Unbound from temporal or physical constraints, Rakesfall defiantly confronts the reader to question not just what they know about the world they live in but about how they exist. “What do you think is the border of you?” is asked, late into this story, but Chandrasekara doesn’t even pretend that he is interested in giving answers.
The writing in this book is dense and layered and incredibly lyrical. It is wonderfully beautiful to hear, either via the audiobook or via just reading the book aloud to yourself. Mythic language and technobabble play across the page in English as well as Pali, Sinhalese, and more, never holding the reader’s hand but insisting on itself as fundamental throughout. This extravagant style of writing combines with millennia spending landscapes to create poignant atmosphere and settings, moving from meta-fictional classrooms to civil war-ravaged jungles to contemporary concrete jungles to planets that have been destroyed and re-greened and destroyed again as they wait the kiss of emerging supernovas, to the non-physical space where gods, demons, and artificial intelligences are indistinguishable. All of these spaces feel encompassing and vivid, but by the very nature of the story they are like artistic renditions more than deep knowings. We move too quickly across space and time for more than conceptual backdrops for contemplative psychonautics, and as such the world building is effective and the atmosphere consistent and dreamy even if no one place has significant depth.

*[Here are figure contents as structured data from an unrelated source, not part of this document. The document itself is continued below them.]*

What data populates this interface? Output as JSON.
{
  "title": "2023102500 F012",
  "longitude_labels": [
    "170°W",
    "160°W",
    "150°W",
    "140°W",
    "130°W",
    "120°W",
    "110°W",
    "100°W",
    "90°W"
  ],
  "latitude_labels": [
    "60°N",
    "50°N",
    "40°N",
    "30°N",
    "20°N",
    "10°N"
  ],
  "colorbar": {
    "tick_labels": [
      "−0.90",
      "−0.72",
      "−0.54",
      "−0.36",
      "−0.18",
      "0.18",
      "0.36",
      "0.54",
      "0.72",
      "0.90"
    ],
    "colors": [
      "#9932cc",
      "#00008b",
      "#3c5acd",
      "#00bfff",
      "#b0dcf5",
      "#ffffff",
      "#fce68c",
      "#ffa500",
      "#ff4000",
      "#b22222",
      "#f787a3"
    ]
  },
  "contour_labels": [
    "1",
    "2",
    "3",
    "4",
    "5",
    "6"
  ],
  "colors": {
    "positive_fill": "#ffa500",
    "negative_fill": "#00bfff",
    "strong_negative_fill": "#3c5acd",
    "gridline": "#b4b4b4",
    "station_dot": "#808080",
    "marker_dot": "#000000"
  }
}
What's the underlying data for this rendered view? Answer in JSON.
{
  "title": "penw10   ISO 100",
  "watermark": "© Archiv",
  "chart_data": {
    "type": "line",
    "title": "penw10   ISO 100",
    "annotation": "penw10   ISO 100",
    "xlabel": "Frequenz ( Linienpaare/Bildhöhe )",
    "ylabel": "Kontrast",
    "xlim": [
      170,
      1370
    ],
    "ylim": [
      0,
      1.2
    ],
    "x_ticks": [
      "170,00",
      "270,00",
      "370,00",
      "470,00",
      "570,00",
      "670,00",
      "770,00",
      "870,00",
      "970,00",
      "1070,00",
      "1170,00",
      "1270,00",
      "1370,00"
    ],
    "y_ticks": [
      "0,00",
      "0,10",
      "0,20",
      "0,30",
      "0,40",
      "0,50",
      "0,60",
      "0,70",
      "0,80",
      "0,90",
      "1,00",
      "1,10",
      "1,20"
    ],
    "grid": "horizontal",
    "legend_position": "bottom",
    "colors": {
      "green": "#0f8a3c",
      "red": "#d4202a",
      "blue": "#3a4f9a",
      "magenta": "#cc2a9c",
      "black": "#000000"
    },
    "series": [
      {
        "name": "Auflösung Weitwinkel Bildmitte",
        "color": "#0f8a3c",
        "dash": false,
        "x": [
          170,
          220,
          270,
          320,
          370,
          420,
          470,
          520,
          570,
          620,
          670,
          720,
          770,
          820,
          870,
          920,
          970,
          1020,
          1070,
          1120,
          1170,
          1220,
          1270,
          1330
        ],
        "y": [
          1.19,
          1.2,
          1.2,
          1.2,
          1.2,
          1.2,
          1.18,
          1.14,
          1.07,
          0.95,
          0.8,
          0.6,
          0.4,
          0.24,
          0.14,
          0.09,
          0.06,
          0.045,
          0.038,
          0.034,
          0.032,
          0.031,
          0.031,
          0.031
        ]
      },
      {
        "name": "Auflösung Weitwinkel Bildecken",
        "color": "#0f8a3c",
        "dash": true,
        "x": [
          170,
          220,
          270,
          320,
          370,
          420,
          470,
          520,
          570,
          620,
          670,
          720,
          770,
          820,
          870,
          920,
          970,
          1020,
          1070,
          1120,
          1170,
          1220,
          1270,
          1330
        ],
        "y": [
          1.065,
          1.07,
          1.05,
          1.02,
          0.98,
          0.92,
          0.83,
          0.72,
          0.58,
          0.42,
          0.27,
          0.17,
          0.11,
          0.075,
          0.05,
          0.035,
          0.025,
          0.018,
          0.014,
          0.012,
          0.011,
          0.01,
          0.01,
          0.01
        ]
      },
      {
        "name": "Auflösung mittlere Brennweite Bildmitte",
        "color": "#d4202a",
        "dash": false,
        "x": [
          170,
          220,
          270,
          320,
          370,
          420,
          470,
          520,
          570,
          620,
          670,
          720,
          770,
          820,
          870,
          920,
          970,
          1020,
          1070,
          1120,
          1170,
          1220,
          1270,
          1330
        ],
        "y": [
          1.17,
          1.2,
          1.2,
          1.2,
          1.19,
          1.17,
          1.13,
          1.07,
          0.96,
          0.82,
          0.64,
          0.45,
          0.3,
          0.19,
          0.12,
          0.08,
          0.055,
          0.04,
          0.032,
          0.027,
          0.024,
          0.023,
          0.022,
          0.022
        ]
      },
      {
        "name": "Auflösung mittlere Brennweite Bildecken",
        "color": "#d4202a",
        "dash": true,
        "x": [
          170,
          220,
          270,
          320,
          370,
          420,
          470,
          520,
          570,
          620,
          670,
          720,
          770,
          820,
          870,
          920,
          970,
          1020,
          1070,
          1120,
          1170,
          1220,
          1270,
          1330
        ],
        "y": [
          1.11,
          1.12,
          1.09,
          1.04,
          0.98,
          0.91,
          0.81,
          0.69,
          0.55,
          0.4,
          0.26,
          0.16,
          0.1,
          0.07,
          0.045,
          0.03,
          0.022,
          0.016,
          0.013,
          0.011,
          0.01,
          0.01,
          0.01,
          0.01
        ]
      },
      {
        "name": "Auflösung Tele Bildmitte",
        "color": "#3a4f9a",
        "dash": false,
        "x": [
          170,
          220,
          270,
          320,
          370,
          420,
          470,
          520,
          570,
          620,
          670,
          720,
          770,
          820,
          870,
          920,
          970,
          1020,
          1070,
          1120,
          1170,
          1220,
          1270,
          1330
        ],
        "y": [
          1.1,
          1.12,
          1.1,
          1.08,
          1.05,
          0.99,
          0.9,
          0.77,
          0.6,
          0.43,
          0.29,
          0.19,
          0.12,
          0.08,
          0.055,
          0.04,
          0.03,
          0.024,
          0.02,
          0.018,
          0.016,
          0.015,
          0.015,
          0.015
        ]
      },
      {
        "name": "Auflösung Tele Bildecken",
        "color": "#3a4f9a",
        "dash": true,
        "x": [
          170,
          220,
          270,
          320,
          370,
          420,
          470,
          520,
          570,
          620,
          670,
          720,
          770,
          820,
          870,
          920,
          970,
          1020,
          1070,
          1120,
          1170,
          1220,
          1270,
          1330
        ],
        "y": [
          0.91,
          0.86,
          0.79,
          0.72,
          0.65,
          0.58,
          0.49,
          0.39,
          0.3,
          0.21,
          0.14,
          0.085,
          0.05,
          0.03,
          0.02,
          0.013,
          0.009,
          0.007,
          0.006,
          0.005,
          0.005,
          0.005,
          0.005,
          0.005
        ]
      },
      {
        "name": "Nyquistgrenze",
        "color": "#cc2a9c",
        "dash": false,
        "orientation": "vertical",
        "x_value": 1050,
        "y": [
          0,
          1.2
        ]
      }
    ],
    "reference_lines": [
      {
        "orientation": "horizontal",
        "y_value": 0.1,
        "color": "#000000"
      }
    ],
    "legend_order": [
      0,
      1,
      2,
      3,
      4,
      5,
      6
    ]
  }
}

There isn’t much of a plot, instead there is a recognition that all that has been, is, and will be, whether real or imagined, is recorded simultaneously in a mythic record that eschews earthy linearity and corporality for something intangible and infinite. In this way we follow a handful of characters across countless permutations, reincarnations, hauntings, possessions, folk tales, prophecies, and remembrances. The characters are fun to spend time with, but they are necessarily cryptic, in constant flux. Nothing here has any hard boundary, and that includes characters traits and personalities, and especially character histories and backstories. This works for the surreality of the story but if you are incredibly invested in specific character depth, growth and journey this may feel frustrating, because there is definite character journeys but trying to plot them out is like trying to preserve a cupped palmful of sand by tightening your fist.
In everything, from plot to world building to characters to writing it feels like we are at the intersection between the surreal and the hyperreal, a slipstream narrative that literally leaves the reader without any actual grounding. All of this I enjoyed quite a lot. What I finished the story asking, though, was, to what end? There are certainly ideas he wants us to think about, the nature of self, the nature of relationship and family, stewardship of our planet and worlds both tangible and social, the intersections of poetry and nation-building, possession and possessions, the inevitable consequences of greed and the undeniability of the mythic, what nonduality and positive renunciation might look like in real life, and more. So many ideas. But they all feel as if presented behind a shimmer, a divide between our experiences and any resemblance of wisdom, expansive to the point where it became too dispersed to hold on to. I don’t want a book like this to give me answers but it often didn’t feel it was even asking questions but instead just brainstorming ideas that would be fun to ask questions about, if that makes sense. I would have liked just a little more direction, ironically enough, some firmer ground that let me know there was a definite collection of intentionalities behind this text instead of just fever-dream vibes and intangible wisps of gnosis riding interstellar temporal winds. All the words sound so nice, but the level of abstraction was a bit more than I really enjoy. I appreciated the language and the writing and the overall experience, and I always like being challenged and forced to sit with disquieting questions, and this novel did deliver that. I imagine reading it in any sort of discussion group would be remarkably rewarding, because it really seems like a catalyzing locus of transformative thought. It is impressive and confusing and poetic; take from that what you will.